The yellow light was singing around in a circle over my head. It was spinning and spinning. Faster and faster. And the work. And everything I could`nt do. And outside maybe some criminals was lurking. And the child. Shit, the child! Maybe it got infected too. And the light was speding up now. It was roaring. Around and around.
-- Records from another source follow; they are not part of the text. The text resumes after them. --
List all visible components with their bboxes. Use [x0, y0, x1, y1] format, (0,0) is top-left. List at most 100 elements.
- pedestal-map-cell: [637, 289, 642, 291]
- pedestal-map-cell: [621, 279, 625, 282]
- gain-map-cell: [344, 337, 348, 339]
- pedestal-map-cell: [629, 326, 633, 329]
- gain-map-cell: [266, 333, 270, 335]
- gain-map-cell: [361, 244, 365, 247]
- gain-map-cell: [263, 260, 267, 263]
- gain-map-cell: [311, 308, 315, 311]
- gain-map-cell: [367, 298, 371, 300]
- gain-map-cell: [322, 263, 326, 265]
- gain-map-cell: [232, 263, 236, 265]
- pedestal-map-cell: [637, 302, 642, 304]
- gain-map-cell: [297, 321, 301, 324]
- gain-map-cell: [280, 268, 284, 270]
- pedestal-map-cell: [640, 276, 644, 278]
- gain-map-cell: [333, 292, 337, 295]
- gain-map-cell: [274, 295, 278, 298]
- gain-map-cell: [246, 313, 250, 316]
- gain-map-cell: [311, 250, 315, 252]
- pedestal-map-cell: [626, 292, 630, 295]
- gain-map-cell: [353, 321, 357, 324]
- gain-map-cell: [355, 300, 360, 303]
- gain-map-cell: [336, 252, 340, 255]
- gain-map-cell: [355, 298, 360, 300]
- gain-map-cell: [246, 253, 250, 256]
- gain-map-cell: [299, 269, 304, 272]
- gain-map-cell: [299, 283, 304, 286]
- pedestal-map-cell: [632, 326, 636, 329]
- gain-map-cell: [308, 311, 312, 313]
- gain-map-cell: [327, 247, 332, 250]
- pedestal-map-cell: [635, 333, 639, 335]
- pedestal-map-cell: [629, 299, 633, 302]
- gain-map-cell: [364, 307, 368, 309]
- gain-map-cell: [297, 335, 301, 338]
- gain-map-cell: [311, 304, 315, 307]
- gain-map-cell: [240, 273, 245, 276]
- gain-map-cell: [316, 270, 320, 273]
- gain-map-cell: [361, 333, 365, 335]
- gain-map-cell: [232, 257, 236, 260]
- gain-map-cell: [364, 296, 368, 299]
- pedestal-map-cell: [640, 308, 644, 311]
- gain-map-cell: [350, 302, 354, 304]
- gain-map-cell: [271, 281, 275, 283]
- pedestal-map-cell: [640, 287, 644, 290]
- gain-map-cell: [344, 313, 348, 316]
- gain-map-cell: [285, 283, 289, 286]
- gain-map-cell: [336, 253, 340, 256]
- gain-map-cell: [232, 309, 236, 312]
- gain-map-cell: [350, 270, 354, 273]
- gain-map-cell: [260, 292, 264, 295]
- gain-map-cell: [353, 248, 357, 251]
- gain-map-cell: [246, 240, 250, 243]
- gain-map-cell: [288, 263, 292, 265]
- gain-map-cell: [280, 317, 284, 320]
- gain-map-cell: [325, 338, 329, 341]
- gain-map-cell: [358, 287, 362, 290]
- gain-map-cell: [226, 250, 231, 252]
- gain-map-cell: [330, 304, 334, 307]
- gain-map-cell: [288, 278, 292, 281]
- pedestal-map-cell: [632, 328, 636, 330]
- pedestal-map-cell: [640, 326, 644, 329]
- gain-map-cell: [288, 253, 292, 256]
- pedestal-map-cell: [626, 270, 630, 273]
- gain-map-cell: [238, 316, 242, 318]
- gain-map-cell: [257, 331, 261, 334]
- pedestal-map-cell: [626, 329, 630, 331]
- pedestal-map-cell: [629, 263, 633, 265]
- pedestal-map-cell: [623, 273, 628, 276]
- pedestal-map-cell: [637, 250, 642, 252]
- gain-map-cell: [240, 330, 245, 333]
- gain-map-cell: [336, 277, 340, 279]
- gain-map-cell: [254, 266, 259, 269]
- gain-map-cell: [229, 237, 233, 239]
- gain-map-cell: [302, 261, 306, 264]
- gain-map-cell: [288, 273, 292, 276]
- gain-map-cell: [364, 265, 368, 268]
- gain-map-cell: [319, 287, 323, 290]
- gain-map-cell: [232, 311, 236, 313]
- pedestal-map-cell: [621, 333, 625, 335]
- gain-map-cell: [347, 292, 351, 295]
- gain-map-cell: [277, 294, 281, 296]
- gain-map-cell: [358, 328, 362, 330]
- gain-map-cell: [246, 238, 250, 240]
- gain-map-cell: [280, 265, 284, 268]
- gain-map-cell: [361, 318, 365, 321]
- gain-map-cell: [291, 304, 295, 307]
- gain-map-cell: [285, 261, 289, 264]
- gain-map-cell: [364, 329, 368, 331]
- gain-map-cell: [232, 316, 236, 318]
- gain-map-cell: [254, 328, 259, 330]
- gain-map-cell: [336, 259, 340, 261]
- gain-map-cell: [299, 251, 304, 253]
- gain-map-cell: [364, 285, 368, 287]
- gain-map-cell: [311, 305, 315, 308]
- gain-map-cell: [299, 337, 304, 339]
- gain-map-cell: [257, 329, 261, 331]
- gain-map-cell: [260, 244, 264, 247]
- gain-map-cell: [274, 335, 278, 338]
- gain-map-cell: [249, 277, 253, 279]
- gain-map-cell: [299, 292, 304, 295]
Thursday, February 24, 2011

Going back

It was late when I took the bus home again. I watched the landscape passing by the bus window. It wasn`t much changed since the morning.
-It`s some dinner in the kitchen, my wife said when I came inside the door. I found the food. It was cold.
-How are you, I asked.
She was lying on the sofa with a huge balloon.
-I just wish I could get this overwith, she answered.
I put a cold sausage into my mouth.
It was new on the television. A bank was robbed earlier in the big town. It started to become a habit. The criminality increased dramatically, they said.
I sometimes wondered if it was smart or not to keep all the lights in the house shut at night. Maybe none could see us then. But at the same time someone might think that the house was empty. And try to rob it. Visible or not visible. If I should respond to my inner feelings, it would be not visible. So the lights would be shut tonight again.
The news came up with a new one. About the big disease. More and more got infected. Someone had died.
-My God, my wife said. -This might be dangerous for our child that is coming soon. You gotta make sure that you don`t get infected. After all, you`re out there among all these people.
I stuck my fork into a potato.

The Cafe

It was humming around me. From people sitting around the tables, with coffee cups and sugar breads. And from busy people hasting beside the cafe, with shopping bags. The humming was cirkling around, up and up to the ceiling, high up in the big shopping centre.
An old man with a grey jacket and and a sixpence and an old woman with a fur was sitting at one of the tables. The old man was talking. A lot.
-It seems like I talk too much, he said.
-Oh, nooo, the woman said. -It`s not a log at all.
-But you can just tell me if you think I talk too much, he said.
-Oh, yes, but no, that`s no problem. I think it`s just cosy when you are chatting, the woman said.
-But you can just tell me if you think it get`s too much, he said.